Pinganillos para Ayuso
Lo provocador no es quitártelos sino dejártelos poner sin protestar para que te traduzcan mensajes de atraco
No se recuerda la presencia de traductores simultáneos en los encuentros de Santos Cerdán y medio PSOE con Puigdemont, en Waterloo o en Suiza. Tampoco en la recepción que Pedro Sánchez le dio a la delegación de Bildu que le había hecho presidente, con ese apretón de manos e intercambio de sonrisas con Mercedes Aizpurúa, la jefa de Egin que, al acabar el secuestro del funcionario de prisiones Ortega Lara, tituló en portada: «Vuelve a la cárcel».
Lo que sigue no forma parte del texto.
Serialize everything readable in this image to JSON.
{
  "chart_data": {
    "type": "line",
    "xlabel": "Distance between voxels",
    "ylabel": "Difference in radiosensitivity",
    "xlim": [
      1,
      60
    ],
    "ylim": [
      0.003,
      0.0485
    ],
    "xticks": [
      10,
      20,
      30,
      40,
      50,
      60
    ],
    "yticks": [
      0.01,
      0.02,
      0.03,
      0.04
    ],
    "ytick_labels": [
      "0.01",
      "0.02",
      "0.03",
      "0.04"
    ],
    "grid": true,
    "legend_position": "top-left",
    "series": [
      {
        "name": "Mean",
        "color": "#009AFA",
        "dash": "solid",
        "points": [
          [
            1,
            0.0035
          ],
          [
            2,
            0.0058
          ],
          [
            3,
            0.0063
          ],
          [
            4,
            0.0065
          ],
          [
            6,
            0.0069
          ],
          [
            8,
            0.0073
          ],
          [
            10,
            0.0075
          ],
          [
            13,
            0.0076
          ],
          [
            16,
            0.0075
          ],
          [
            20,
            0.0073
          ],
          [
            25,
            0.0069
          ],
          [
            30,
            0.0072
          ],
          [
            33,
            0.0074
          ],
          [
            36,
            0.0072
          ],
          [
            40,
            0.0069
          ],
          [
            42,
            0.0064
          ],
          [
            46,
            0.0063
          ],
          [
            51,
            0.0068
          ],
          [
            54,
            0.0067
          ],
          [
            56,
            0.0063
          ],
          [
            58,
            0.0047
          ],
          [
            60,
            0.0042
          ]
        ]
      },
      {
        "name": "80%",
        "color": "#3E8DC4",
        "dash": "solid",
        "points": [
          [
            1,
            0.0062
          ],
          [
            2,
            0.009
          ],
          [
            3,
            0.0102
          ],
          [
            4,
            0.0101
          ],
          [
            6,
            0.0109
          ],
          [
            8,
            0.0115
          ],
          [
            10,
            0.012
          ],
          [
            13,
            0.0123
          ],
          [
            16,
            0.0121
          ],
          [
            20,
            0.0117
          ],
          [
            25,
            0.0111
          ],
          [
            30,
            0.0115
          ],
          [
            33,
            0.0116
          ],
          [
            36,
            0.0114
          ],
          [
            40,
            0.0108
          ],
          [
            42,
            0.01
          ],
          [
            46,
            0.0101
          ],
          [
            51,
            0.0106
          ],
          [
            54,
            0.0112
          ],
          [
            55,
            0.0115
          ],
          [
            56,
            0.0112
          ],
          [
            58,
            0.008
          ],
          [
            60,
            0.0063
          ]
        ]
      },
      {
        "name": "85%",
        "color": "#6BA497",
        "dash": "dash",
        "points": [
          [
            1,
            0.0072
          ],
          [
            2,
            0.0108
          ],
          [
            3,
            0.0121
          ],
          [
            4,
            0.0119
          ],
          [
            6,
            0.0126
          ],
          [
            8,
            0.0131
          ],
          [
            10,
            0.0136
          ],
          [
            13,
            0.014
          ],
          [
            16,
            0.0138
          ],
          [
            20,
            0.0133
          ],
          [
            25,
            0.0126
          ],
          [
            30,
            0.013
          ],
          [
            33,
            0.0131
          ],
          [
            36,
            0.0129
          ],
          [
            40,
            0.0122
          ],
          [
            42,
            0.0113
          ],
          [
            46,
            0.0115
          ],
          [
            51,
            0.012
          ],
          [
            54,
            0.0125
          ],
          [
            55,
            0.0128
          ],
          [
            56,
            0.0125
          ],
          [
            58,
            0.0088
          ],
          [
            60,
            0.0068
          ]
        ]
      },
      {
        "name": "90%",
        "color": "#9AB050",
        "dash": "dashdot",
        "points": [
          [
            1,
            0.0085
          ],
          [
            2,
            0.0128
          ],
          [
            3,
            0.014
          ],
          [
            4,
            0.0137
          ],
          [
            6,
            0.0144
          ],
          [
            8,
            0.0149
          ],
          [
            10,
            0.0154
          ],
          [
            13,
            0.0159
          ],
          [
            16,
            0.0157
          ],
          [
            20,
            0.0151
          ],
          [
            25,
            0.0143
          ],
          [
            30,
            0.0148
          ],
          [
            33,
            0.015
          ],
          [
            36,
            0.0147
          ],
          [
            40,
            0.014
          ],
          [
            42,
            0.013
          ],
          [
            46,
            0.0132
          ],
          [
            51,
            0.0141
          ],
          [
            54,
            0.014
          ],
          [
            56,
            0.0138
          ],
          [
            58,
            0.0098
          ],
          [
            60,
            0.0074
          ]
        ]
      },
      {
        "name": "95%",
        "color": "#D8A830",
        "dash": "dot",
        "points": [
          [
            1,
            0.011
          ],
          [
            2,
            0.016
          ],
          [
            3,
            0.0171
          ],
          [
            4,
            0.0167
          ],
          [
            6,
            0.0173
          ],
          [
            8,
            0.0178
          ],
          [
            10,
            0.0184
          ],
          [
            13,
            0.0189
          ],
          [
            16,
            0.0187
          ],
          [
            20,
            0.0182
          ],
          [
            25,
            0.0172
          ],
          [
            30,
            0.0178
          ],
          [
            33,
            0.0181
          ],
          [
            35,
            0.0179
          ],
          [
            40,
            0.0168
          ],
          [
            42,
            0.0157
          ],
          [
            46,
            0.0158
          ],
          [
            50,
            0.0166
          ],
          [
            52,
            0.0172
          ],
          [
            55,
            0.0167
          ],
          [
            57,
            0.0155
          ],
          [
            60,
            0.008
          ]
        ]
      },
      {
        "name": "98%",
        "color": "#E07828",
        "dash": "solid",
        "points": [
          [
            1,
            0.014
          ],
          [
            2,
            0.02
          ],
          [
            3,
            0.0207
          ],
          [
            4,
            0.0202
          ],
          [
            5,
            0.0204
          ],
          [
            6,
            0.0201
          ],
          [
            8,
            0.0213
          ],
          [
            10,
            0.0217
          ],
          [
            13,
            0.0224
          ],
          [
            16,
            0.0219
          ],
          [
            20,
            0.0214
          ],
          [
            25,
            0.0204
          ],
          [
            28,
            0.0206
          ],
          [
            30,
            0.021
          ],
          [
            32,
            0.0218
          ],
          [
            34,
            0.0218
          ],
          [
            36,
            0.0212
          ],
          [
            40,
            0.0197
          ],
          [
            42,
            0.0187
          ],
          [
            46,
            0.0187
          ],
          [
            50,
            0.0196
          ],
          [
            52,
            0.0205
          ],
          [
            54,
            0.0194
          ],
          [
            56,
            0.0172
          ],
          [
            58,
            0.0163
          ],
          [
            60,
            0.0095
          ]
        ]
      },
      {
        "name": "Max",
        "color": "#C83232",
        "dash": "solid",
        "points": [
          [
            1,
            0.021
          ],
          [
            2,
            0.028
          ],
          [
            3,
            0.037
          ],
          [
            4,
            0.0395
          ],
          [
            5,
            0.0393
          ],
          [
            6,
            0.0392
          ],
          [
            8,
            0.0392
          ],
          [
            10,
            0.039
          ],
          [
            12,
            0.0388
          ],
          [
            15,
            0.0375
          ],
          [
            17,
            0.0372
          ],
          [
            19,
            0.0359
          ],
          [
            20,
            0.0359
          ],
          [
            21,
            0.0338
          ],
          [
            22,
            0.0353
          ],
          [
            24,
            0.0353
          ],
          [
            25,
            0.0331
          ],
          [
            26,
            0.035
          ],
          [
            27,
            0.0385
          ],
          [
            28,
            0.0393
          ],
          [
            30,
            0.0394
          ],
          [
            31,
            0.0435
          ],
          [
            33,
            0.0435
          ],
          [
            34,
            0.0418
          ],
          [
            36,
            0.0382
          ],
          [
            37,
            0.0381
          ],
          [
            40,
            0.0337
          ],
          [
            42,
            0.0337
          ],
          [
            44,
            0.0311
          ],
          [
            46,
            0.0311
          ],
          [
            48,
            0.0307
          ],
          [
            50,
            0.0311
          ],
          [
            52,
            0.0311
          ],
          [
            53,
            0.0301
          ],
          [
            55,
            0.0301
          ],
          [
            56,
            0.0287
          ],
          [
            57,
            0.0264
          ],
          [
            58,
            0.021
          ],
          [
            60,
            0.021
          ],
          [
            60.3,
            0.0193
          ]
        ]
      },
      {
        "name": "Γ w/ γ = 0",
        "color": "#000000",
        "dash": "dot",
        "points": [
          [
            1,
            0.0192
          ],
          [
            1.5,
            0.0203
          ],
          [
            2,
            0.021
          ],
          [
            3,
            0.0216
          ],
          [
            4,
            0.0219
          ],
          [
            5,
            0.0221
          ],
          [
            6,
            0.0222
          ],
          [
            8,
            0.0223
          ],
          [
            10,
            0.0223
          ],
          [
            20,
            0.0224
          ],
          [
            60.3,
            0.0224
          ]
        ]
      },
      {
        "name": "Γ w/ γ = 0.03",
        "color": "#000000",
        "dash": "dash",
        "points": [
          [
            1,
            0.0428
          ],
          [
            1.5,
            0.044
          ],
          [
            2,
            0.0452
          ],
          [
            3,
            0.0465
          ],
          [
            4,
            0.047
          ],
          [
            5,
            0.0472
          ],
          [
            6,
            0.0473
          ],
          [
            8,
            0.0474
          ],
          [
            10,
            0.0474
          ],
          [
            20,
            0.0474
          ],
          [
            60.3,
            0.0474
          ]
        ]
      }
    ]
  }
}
No constan pinganillos, en fin, en ninguna de las reuniones que el PSOE ha mantenido con ninguno de los partidos que luego se los han impuesto al PSOE en el Congreso y en el Senado y tienen a Albares de agente comercial por Europa, llamando a puerta fría a cada Estado miembro para venderles que el catalán, el euskera o el gallego sean tan oficiales como el francés, el inglés o el español.
Ni siquiera han necesitado de asistentes para traducirse cuando celebran cumbres exclusivamente nacionalistas para discutir la mejor manera de extorsionar a Sánchez: en todos los casos citados, los portavoces de Junts, PNV, ERC, Bildu o el BNG se entendían entre ellos o con el PSOE en español. Porque es su lengua, es lo práctico y el paripé de la traducción está muy bien cuando lo pagan los ciudadanos, pero duele si lo tiene que sufragar uno mismo.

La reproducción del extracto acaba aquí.